Io personalmente ho prodotto dieci film lungometraggi e una sessantina di video, finora almeno non ho avuto nessun tipo di fallimento, anche se mi è precluso tutto il mercato nazionale e il territorio persino dei cinema. L’idea di proiettare un mio film in una sala normale, dove lo schermo è imbrattato di immagini assolutamente insignificanti o non cinematografiche, non m’affascina: mi piace molto di più proiettare “fuori”, in un luogo dove un cinema d’autore ritrova una dimensione vera, dove la gente è contenta di scoprire che esiste anche un cinema che la fa vibrare di sentimenti, che fa riscoprire le proprie grandezze, non solo quelle del film.

IB: Se venti o trent’anni fa poteva risultare chiara la facilità di una distribuzione alternativa, all’interno di situazioni di movimento, occupazioni, azioni di lotta, di territori in qualche modo “liberati”, come ci si riesce ora con le difficoltà oggettive di oggi a trovare punti d’appoggio e legami da consolidare al di fuori dei circuiti commerciali?

SA: Purtroppo devo dire che il cinema fatto in autonomia è un cinema brutto, un po’ sgangherato.
Io ho cercato di dare la massima dignità formale ai film che ho fatto, per cui uno non pensi “ah questo film è costato due lire”… Quando qualcuno vede un mio film vede un mio film e basta, vede un quadro di Picasso, non è che sta lì a pensare se Picasso aveva un pennello da due miliardi o da duemila lire.
Il problema è l’armonia dei tratti, quindi il segreto sta nel garantire la massima dignità non solo a se stessi ma anche al proprio lavoro. Il cinema indipendente con inquadrature che ballano da tutte le parti per cui uno si sente in alto mare, oppure con riprese sciatte, con l’audio che si sente male, il video sfocato, insomma tutto questo che può consolare per un attimo il tizio del centro sociale che dice: “be’ mo’ lo faccio pure io!”, in realtà non va a favore del cinema d’autore che dev’essere qualcosa d’inaudito, di estremamente interessante non solo, semplicemente, interessante.

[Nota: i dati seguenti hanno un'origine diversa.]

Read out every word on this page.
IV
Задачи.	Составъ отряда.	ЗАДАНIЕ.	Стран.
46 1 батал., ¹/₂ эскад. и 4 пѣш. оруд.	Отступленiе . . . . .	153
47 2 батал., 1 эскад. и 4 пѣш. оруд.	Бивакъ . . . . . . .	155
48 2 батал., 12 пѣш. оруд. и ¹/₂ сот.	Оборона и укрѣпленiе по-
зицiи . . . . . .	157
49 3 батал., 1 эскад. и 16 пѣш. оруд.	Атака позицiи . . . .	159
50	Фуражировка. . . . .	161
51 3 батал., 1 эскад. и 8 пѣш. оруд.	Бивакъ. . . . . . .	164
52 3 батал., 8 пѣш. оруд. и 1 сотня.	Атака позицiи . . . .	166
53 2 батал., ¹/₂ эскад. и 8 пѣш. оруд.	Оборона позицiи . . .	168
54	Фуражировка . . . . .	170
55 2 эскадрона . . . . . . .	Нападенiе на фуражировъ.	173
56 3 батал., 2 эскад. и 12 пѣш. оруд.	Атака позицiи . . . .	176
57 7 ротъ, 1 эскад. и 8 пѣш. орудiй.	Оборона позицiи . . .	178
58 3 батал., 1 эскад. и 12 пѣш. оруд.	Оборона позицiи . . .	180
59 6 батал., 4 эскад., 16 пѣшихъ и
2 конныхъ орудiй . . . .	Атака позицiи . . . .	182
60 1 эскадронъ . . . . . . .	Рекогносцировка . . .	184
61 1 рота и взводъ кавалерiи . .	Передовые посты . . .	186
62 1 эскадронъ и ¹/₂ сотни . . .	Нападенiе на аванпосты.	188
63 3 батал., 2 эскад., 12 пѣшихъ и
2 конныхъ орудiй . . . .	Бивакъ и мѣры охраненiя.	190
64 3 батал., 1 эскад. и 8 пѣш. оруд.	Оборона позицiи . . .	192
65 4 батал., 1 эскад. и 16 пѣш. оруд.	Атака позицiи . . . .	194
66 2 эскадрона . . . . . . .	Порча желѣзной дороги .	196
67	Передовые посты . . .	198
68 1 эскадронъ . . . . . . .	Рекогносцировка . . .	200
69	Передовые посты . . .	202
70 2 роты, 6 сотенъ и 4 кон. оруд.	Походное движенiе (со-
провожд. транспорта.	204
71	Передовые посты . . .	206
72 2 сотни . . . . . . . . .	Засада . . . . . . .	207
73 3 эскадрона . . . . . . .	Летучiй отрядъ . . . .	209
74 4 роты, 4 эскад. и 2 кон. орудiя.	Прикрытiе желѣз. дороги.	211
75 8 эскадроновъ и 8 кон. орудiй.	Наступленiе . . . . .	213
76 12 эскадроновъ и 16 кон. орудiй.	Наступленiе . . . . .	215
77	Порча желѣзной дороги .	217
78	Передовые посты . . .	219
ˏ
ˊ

Questa conversazione è avvenuta nel 1999 mentre venivano proiettati i film di Silvano al Kulturni Dom di Gorizia e mentre Silvano stava lavorando all’idea di realizzare un film sulla vita di Franco Basaglia (“La seconda Ombra”).
La rassegna fu allora organizzata dalla Kairos c.p.v. associazione che è nata all’interno dell’ex Ospedale Psichiatrico di Gorizia. Io, nel tempo in cui l’intervista ha pèreso luogo lavoravo a Trieste come operatore psichiatrico.